State education officials pledged their assistance to investigators who have accused the operators of Oklahoma’s largest online school of embezzlement and racketeering.
In late February, the Tulsa World was the first to report that Epic Charter Schools was under investigation by state and federal authorities.
On Tuesday, the Oklahoma State Bureau of Investigation filed records in Oklahoma County District Court revealing that it had seized evidence in its investigation of whether Epic had wrongly obtained millions of taxpayer dollars by falsely inflating its student enrollment figures.

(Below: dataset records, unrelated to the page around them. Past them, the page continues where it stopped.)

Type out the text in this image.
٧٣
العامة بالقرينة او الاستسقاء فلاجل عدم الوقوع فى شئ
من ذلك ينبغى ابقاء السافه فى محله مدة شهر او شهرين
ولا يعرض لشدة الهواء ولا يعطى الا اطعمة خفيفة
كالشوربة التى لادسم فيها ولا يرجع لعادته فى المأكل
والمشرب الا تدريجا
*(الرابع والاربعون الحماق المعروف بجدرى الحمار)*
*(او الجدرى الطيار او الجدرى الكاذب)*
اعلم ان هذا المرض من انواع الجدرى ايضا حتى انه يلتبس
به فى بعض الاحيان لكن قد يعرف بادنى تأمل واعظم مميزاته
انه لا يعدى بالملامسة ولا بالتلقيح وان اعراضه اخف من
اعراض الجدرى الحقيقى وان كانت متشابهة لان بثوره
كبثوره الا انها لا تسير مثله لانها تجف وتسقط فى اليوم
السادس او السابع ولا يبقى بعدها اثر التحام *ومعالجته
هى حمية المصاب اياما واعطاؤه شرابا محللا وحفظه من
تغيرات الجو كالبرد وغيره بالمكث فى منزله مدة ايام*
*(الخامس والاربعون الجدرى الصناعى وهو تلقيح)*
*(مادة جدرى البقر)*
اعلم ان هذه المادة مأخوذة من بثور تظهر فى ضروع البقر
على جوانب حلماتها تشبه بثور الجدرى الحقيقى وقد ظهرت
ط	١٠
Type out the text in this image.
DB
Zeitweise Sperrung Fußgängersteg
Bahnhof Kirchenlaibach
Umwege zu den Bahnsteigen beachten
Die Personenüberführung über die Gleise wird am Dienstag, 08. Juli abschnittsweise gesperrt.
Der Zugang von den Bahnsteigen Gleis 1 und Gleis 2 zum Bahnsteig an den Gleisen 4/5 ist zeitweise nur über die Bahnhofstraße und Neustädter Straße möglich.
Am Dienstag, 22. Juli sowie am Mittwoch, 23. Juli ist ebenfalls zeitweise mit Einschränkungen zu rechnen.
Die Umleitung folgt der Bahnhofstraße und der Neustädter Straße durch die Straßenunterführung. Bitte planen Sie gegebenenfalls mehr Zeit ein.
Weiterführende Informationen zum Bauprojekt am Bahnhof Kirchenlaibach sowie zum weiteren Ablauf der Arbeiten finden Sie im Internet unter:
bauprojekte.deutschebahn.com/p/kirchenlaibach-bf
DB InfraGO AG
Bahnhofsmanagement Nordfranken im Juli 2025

“The OSBI served a search warrant last night in northwest Oklahoma City regarding our investigation into Epic Charter Schools. At this point, our investigation is ongoing,” said OSBI spokeswoman Brook Arbeitman.

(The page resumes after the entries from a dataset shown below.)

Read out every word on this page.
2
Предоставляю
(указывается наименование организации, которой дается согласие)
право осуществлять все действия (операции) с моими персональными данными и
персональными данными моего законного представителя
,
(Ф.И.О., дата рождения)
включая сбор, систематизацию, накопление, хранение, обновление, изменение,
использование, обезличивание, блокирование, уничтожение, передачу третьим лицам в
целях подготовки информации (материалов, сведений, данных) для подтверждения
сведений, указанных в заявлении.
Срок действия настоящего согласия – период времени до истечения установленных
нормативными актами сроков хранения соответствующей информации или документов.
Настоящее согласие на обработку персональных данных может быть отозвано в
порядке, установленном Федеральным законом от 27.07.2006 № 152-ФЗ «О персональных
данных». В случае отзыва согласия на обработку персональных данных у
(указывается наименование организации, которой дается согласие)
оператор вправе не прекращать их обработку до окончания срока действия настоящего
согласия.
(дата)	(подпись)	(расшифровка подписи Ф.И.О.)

State Superintendent Joy Hofmeister called the OSBI’s allegations “extremely serious and disturbing.”
“The State Department of Education stands ready to work with any criminal investigation to determine if public education and countless Oklahoma taxpayers have been defrauded of millions of dollars,” she said.
“In the meantime, it is important to let the legal system do its work. For the sake of Oklahoma students and families all across the state, we must ensure accountability of all education funding.

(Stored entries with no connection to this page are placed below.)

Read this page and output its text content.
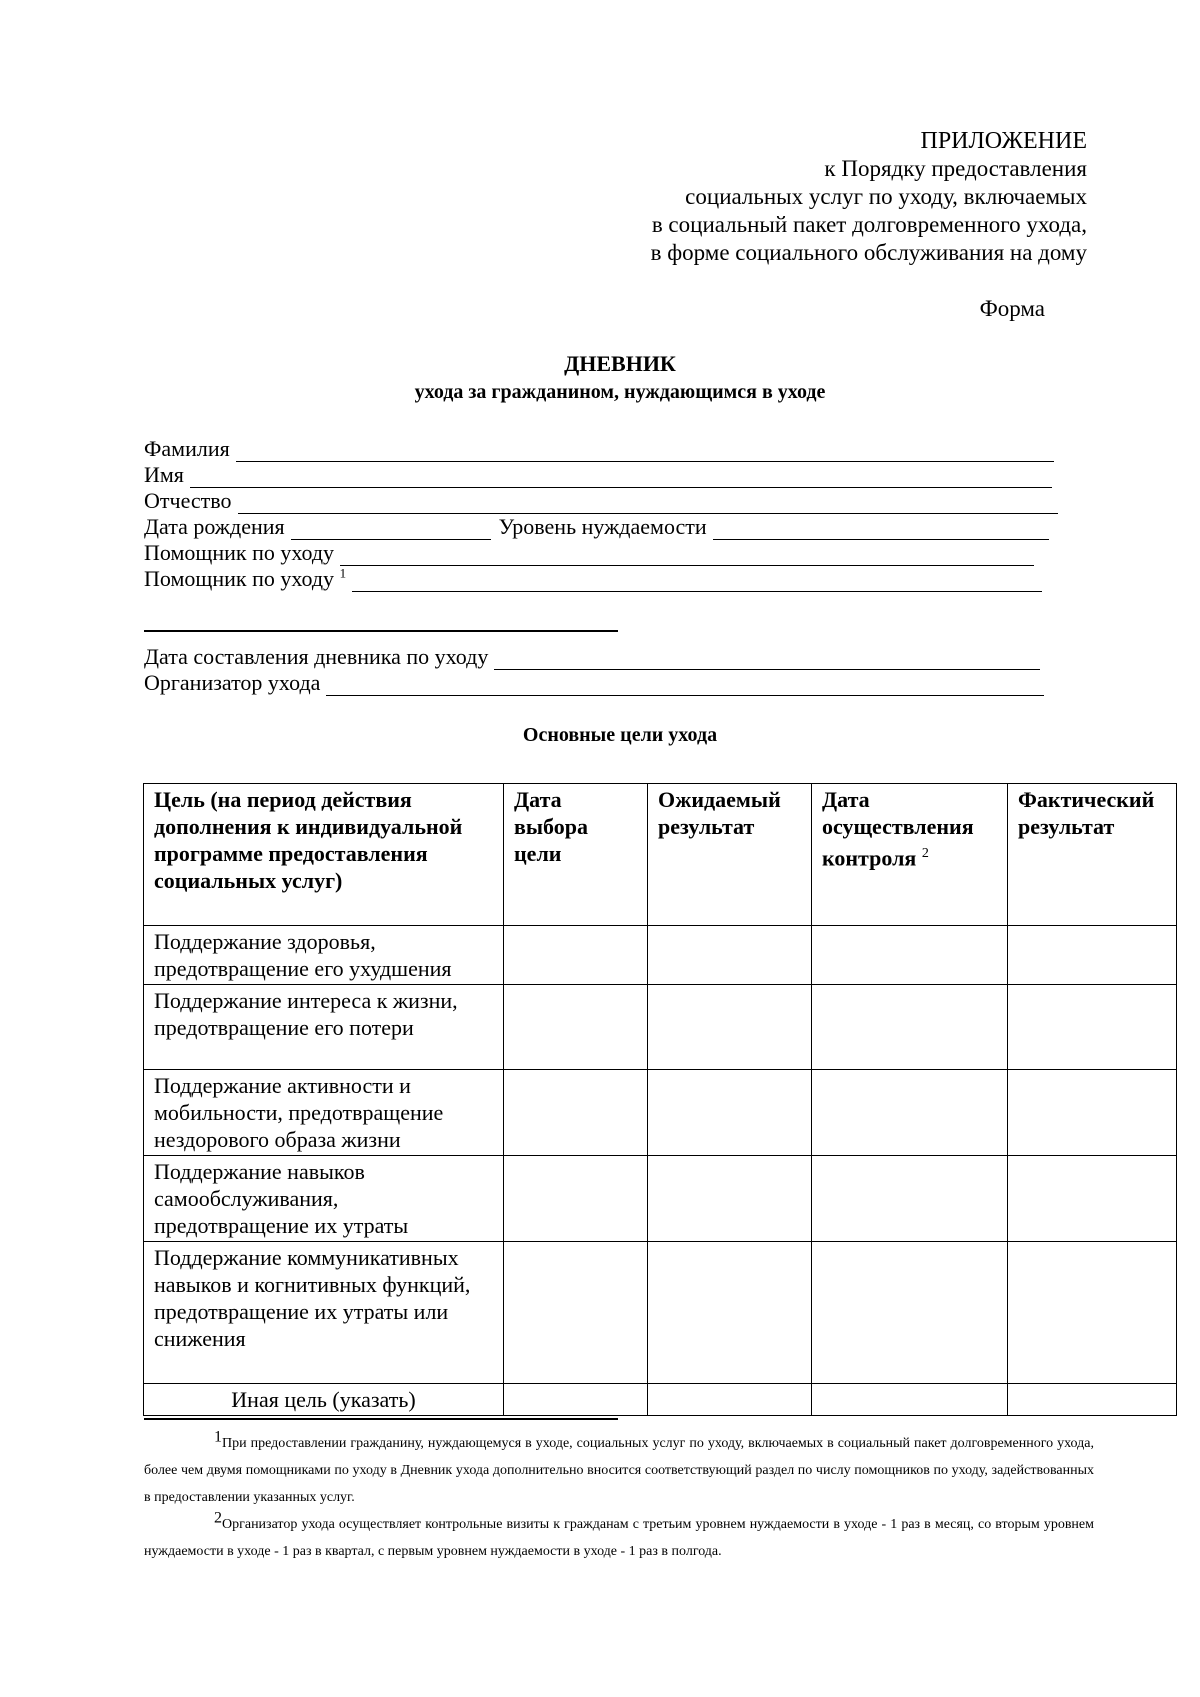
ПРИЛОЖЕНИЕ
к Порядку предоставления
социальных услуг по уходу, включаемых
в социальный пакет долговременного ухода,
в форме социального обслуживания на дому
Форма
ДНЕВНИК
ухода за гражданином, нуждающимся в уходе
Фамилия
Имя
Отчество
Дата рождения	Уровень нуждаемости
Помощник по уходу
Помощник по уходу $^1$
Дата составления дневника по уходу
Организатор ухода
Основные цели ухода
Цель (на период действия дополнения к индивидуальной программе предоставления социальных услуг)	Дата выбора цели	Ожидаемый результат	Дата осуществления контроля $^2$	Фактический результат
Поддержание здоровья, предотвращение его ухудшения				
Поддержание интереса к жизни, предотвращение его потери				
Поддержание активности и мобильности, предотвращение нездорового образа жизни				
Поддержание навыков самообслуживания, предотвращение их утраты				
Поддержание коммуникативных навыков и когнитивных функций, предотвращение их утраты или снижения				
Иная цель (указать)				

1При предоставлении гражданину, нуждающемуся в уходе, социальных услуг по уходу, включаемых в социальный пакет долговременного ухода, более чем двумя помощниками по уходу в Дневник ухода дополнительно вносится соответствующий раздел по числу помощников по уходу, задействованных в предоставлении указанных услуг.

2Организатор ухода осуществляет контрольные визиты к гражданам с третьим уровнем нуждаемости в уходе - 1 раз в месяц, со вторым уровнем нуждаемости в уходе - 1 раз в квартал, с первым уровнем нуждаемости в уходе - 1 раз в полгода.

“We understand that today’s events may create confusion and stress for many students and families. They have our support.”
The World reported on Feb. 27 that the OSBI had confirmed through Beth Green, an assistant special agent in charge, that it was actively investigating Epic. And public records obtained by the World indicated that widespread accounts that some Epic Charter Schools students are dually enrolled in private schools appeared to be at least one line of inquiry by federal investigators from the U.S. Department of Education’s Office of the Inspector General.
Epic denied all reports about the investigations, saying, “Epic has not been contacted by investigators and no federal agency has confirmed a probe of Epic is ongoing.”
Epic Assistant Superintendent Shelly Hickman pointed to the oversight of the state Education Department in defending the school after news of the OSBI’s allegations broke on Tuesday evening.
“We are audited by the Department of Education and state approved auditors each school year and are supremely confident that we operate our public school system within the boundaries of state and federal law,” Hickman said in a written statement. “Since our inception in 2011 we have time after time proven ourselves innocent of all allegations. We will again.”
Hickman added: “This latest attack comes at a time when our growth makes status quo education lobbying groups uncomfortable. We are considering legal action to combat what we believe is a coordinated effort to damage our school, our co-founders and our staff.”
Just last week, a member of the Oklahoma Senate’s Appropriations Subcommittee on Education announced that he had been trying in vain for months to find out from state education officials how Epic could have received millions of dollars in the last two years for 3,000 to 4,000 middle- and high-school students in Epic’s Blended Learning Centers in Tulsa and Oklahoma City.
State Sen. Ron Sharp, R-Shawnee, said that according to the school’s own website and an email from Hickman, which he shared publicly, Epic’s Blended Learning Centers can be attended only by students in early education and elementary school grades.